Today, a tragedy occured. My friends youngest sibling passed away. I've known her since she was 4, and she turned 21 only a few days ago. She was always a happy kid, all smiles and sunshine. She was gorgeous, from the inside and the outside. She really did have the whole package. She was smart, kind and caring. She was loved by all who ever met her. She really was like a walking ray of sunlight, and today, that sun has forever set.

It really is a tragedy to loose someone so young, but that is God's will. May she rest in peace and may she be in a better place.
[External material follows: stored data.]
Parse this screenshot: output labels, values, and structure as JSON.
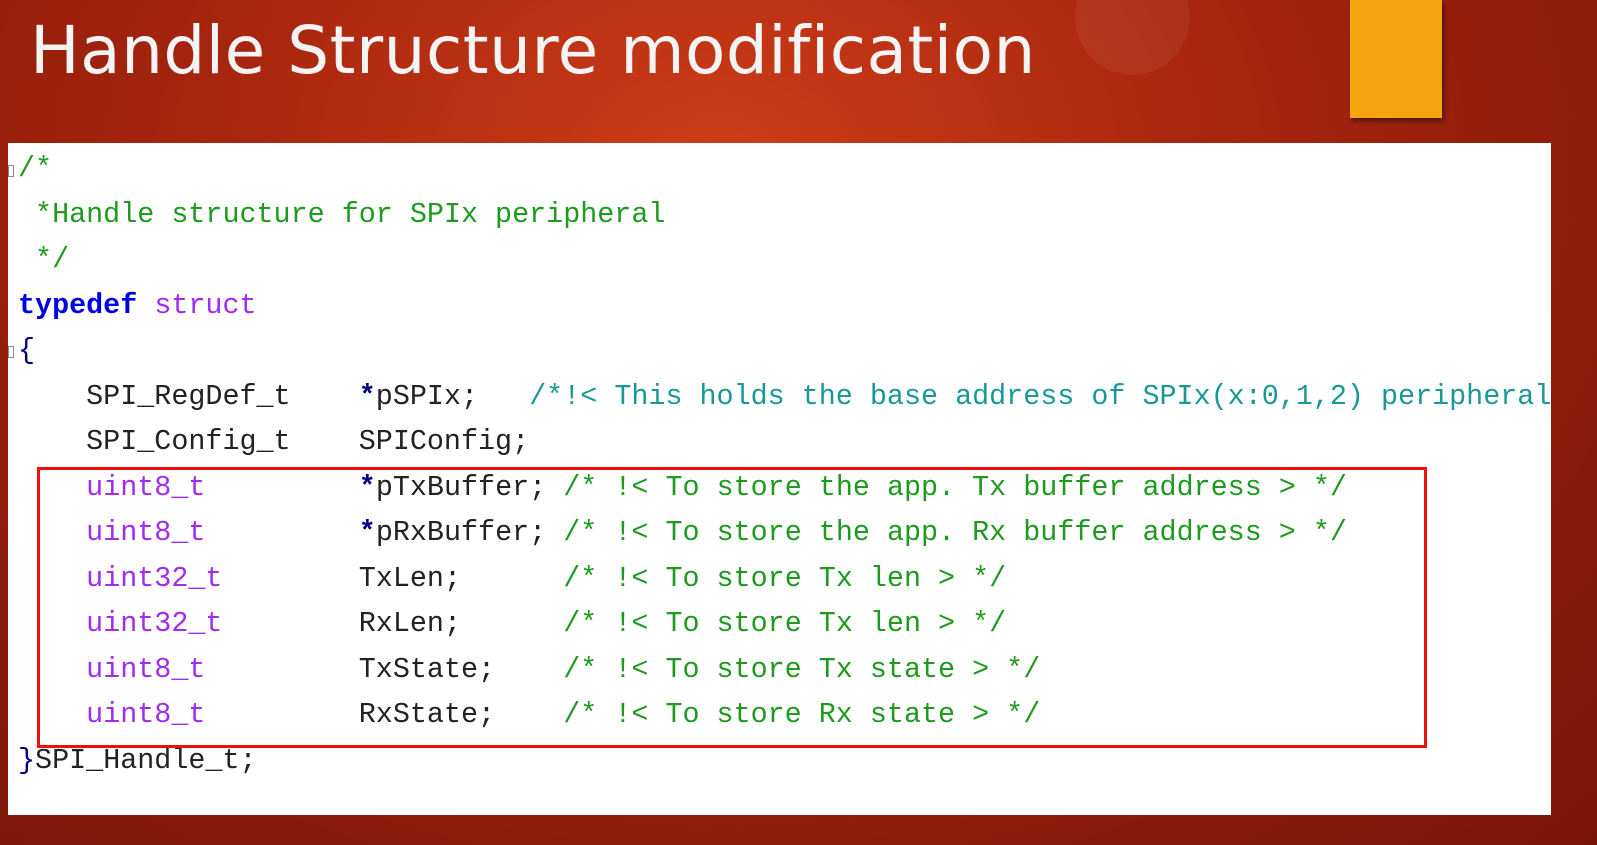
{
  "slide": {
    "title": "Handle Structure modification",
    "accent_color": "#f5a50e",
    "highlight_color": "#f00e0e"
  },
  "code": {
    "lines": [
      [
        {
          "t": "/*",
          "c": "cmt"
        }
      ],
      [
        {
          "t": " *Handle structure for SPIx peripheral",
          "c": "cmt"
        }
      ],
      [
        {
          "t": " */",
          "c": "cmt"
        }
      ],
      [
        {
          "t": "typedef",
          "c": "kw"
        },
        {
          "t": " ",
          "c": "plain"
        },
        {
          "t": "struct",
          "c": "typ"
        }
      ],
      [
        {
          "t": "{",
          "c": "brace"
        }
      ],
      [
        {
          "t": "    SPI_RegDef_t    ",
          "c": "plain"
        },
        {
          "t": "*",
          "c": "star"
        },
        {
          "t": "pSPIx;   ",
          "c": "plain"
        },
        {
          "t": "/*!< This holds the base address of SPIx(x:0,1,2) peripheral",
          "c": "doc"
        }
      ],
      [
        {
          "t": "    SPI_Config_t    SPIConfig;",
          "c": "plain"
        }
      ],
      [
        {
          "t": "    ",
          "c": "plain"
        },
        {
          "t": "uint8_t",
          "c": "typ"
        },
        {
          "t": "         ",
          "c": "plain"
        },
        {
          "t": "*",
          "c": "star"
        },
        {
          "t": "pTxBuffer; ",
          "c": "plain"
        },
        {
          "t": "/* !< To store the app. Tx buffer address > */",
          "c": "cmt"
        }
      ],
      [
        {
          "t": "    ",
          "c": "plain"
        },
        {
          "t": "uint8_t",
          "c": "typ"
        },
        {
          "t": "         ",
          "c": "plain"
        },
        {
          "t": "*",
          "c": "star"
        },
        {
          "t": "pRxBuffer; ",
          "c": "plain"
        },
        {
          "t": "/* !< To store the app. Rx buffer address > */",
          "c": "cmt"
        }
      ],
      [
        {
          "t": "    ",
          "c": "plain"
        },
        {
          "t": "uint32_t",
          "c": "typ"
        },
        {
          "t": "        TxLen;      ",
          "c": "plain"
        },
        {
          "t": "/* !< To store Tx len > */",
          "c": "cmt"
        }
      ],
      [
        {
          "t": "    ",
          "c": "plain"
        },
        {
          "t": "uint32_t",
          "c": "typ"
        },
        {
          "t": "        RxLen;      ",
          "c": "plain"
        },
        {
          "t": "/* !< To store Tx len > */",
          "c": "cmt"
        }
      ],
      [
        {
          "t": "    ",
          "c": "plain"
        },
        {
          "t": "uint8_t",
          "c": "typ"
        },
        {
          "t": "         TxState;    ",
          "c": "plain"
        },
        {
          "t": "/* !< To store Tx state > */",
          "c": "cmt"
        }
      ],
      [
        {
          "t": "    ",
          "c": "plain"
        },
        {
          "t": "uint8_t",
          "c": "typ"
        },
        {
          "t": "         RxState;    ",
          "c": "plain"
        },
        {
          "t": "/* !< To store Rx state > */",
          "c": "cmt"
        }
      ],
      [
        {
          "t": "}",
          "c": "brace"
        },
        {
          "t": "SPI_Handle_t;",
          "c": "plain"
        }
      ]
    ]
  }
}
Till we meet again sweet Sima, you will forever be in our hearts.



"Do not stand at my grave and weep,
I am not there, I do not sleep.

I am a thousand winds that blow.
I am the diamond glint on snow.
I am the sunlight on ripened grain.
I am the gentle autumn rain.

When you wake in the morning hush,
I am the swift, uplifting rush
Of quiet birds in circling flight.
I am the soft starlight at night.

Do not stand at my grave and weep.
I am not there, I do not sleep.
Do not stand at my grave and cry.
I am not there, I did not die!"

Mary Frye (1932) 

May her family find a way to light the dark days they will go through, and find the strength to endure. May her smile never fade from our memories, and may her light always shine in our hearts.